Sendo a classe definida segundo Marx pela situação nas relações objectivas de produção, ou seja, a infra estrutura, e tendo estas condições mudado consideravelmente nas últimas décadas, também a nova comunidade deve mudar as suas formas de combate. Neste momento vive-se um momento de terror económico na Europa, semelhante a uma guerra embora sem o aparato bélico. Combate-se um exército invisível que jaz atrás do Estado, que manipula os Governos e mata sem armas pela fome e pela alienação. O Estado começa a cessar o cumprimento do chamado “pacto social” que implicava uma certa assistência paternalista aos pobres para permitir que os ricos relaxassem nos seus lares; ora, uma vez que uma parte do pacto foi rasgada o que impede a maioria de se unir e provocar o derrube dos Governos decadentes? Julien Fangeaux escrevia em 68 na mesma publicação: “Nós não temos medo da revolta. A revolta nasce directamente da exploração. Da revolta, quando se organiza e se unifica, nasce a verdadeira luta de classe, uma luta revolucionária”.

Será possível que estejamos num ponto de viragem em que as populações se possam constituir como a temível Horda para os poderes instituídos? Ouvem-se os governantes dizer que “o que é preciso é que o poder não caia na rua!” E dizem-no com terror. Esse terror, a meu ver, é uma oportunidade excelente, esse terror e “a horda” são um mecanismo possível para permitir um abalo nas estruturas de poder instituídas, é pois preciso que o poder caia na rua.
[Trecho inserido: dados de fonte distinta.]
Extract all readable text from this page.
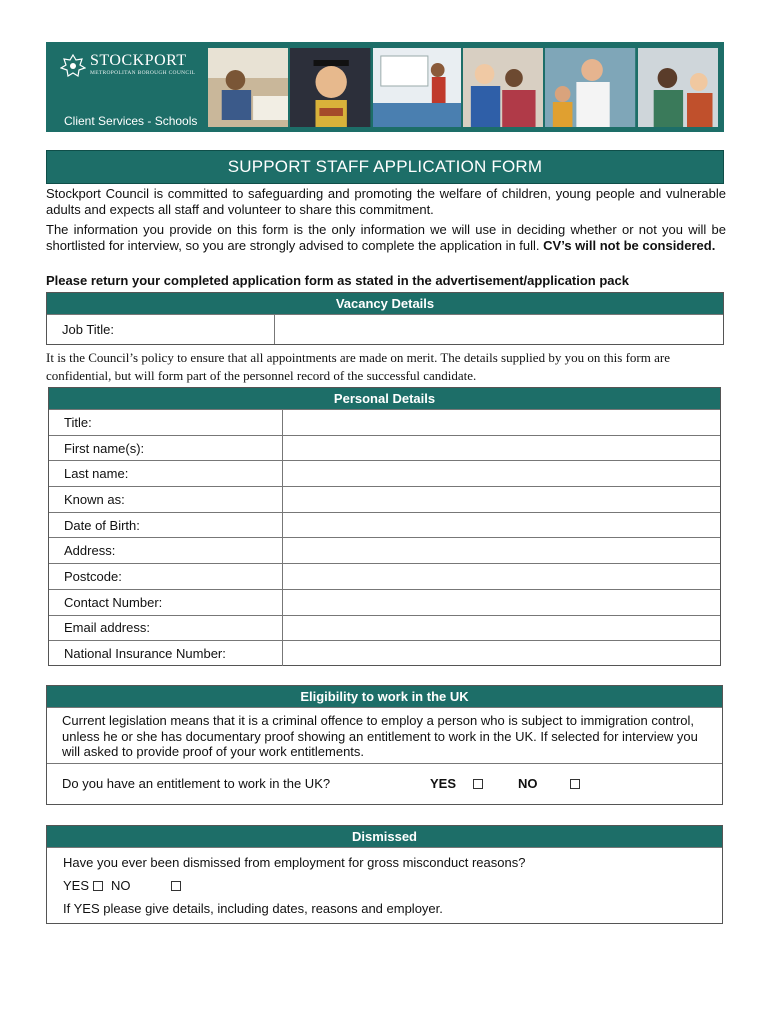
STOCKPORT
METROPOLITAN BOROUGH COUNCIL
Client Services - Schools
SUPPORT STAFF APPLICATION FORM

Stockport Council is committed to safeguarding and promoting the welfare of children, young people and vulnerable adults and expects all staff and volunteer to share this commitment.

The information you provide on this form is the only information we will use in deciding whether or not you will be shortlisted for interview, so you are strongly advised to complete the application in full. CV’s will not be considered.

Please return your completed application form as stated in the advertisement/application pack

Vacancy Details
Job Title:

It is the Council’s policy to ensure that all appointments are made on merit. The details supplied by you on this form are confidential, but will form part of the personnel record of the successful candidate.

Personal Details
Title:
First name(s):
Last name:
Known as:
Date of Birth:
Address:
Postcode:
Contact Number:
Email address:
National Insurance Number:
Eligibility to work in the UK
Current legislation means that it is a criminal offence to employ a person who is subject to immigration control, unless he or she has documentary proof showing an entitlement to work in the UK. If selected for interview you will asked to provide proof of your work entitlements.
Do you have an entitlement to work in the UK?	YES	NO
Dismissed
Have you ever been dismissed from employment for gross misconduct reasons?
YES NO
If YES please give details, including dates, reasons and employer.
Merleau-Ponty (Humanismo e Terror 1946) considerava que “recusar um sentido à história é, igualmente, recusar a sua verdade e a sua responsabilidade na política, é dar a entender que o Resistente não tem mais razão de matar do que o Colaboracionista. É necessário dizer que certa violência é mais justificada que outra.” Parece-me o momento exige uma violência justificada mas não indiferenciada. O risco dos movimentos espontâneos é o de serem decepados precocemente pois podem encontrar-se sem rumo uma vez que muitos se reclamam de apartidarismo, de serem apolíticos. A meu ver não há tal coisa como a ausência de política, a partir do momento que se é cidadão em pleno inaugura-se uma existência política, esta é a essência de qualquer viver comunitário, por isso a horda tem de ser uma horda politizada para que as linhas de fuga tenham sentido. Segundo Lyotard, “O sentido de uma situação é o sentido que os homens atribuem a si mesmos e aos outros, numa fatia de duração chamada presente”, ora o que este presente exige é união, consciência e violência.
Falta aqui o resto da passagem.